Um possível novo Marco Temporal para a demarcação de Terras Indígenas será analisado na próxima quarta-feira (7), pelos ministros do Supremo Tribunal Federal (STF), após a Câmara dos Deputados aceitar a tese jurídica segundo a qual os povos indígenas têm direito de ocupar apenas as terras que ocupavam ou já disputavam em 5 de outubro de 1988, data de promulgação da Constituição. A tese surgiu em 2009, em parecer da Advocacia-Geral da União sobre a demarcação da reserva Raposa-Serra do Sol, em Roraima, quando esse critério foi usado.
Em 2003, foi criada a Terra Indígena Ibirama-Laklãnõ, mas uma parte dela, ocupada pelos indígenas Xokleng e disputada por agricultores, passou a ser requerida pelo governo de Santa Catarina no STF.
O argumento é que essa área, de aproximadamente 80 mil m², não estava ocupada em 5 de outubro de 1988. Os Xokleng, por sua vez, argumentam que a terra estava desocupada na ocasião porque eles haviam sido expulsos de lá.
A decisão sobre o caso de Santa Catarina firmará o entendimento do STF para a validade ou não do Marco Temporal em todo o País, afetando mais de 80 casos semelhantes e mais de 300 processos de demarcação de terras indígenas que estão pendentes, inclusive no Acre.
Em 2021, o ministro do STF Nunes Marques votou a favor do marco temporal, no caso de Santa Catarina, afirmando que, sem esse prazo, haveria “expansão ilimitada” para áreas “já incorporadas ao mercado imobiliário” no país. O ministro avaliou ainda que, sem o marco temporal, a “soberania e independência nacional” estariam em risco.

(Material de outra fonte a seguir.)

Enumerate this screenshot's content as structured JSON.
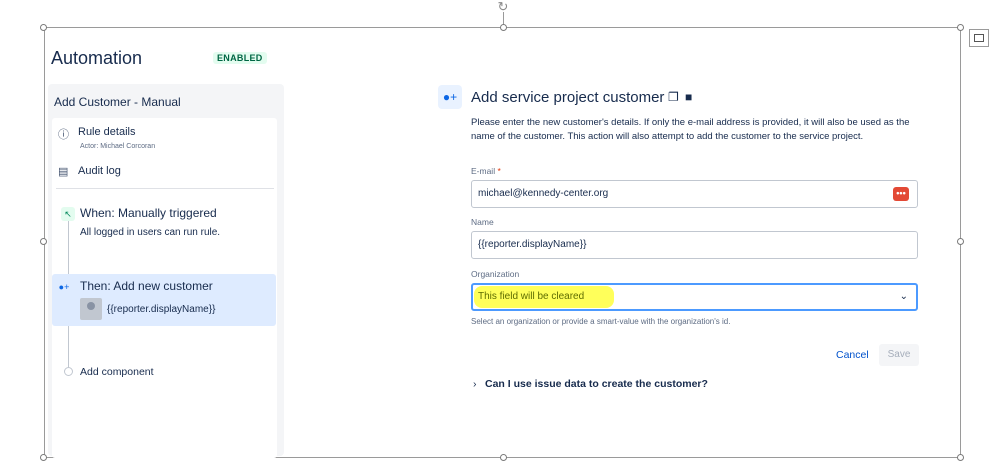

Ele destacou que é preciso considerar o marco temporal em nome da segurança jurídica nacional. “Uma teoria que defenda os limites das terras a um processo permanente de recuperação de posse em razão de um esbulho ancestral naturalmente abre espaço para conflitos de toda a ordem, sem que haja horizonte de pacificação”, disse.
Marques citou que a Constituição deu prazo de cinco anos para que a União efetuasse a demarcação das terras. Para ele, essa norma demonstra a intenção de estabelecer um Marco Temporal preciso para definir as áreas indígenas.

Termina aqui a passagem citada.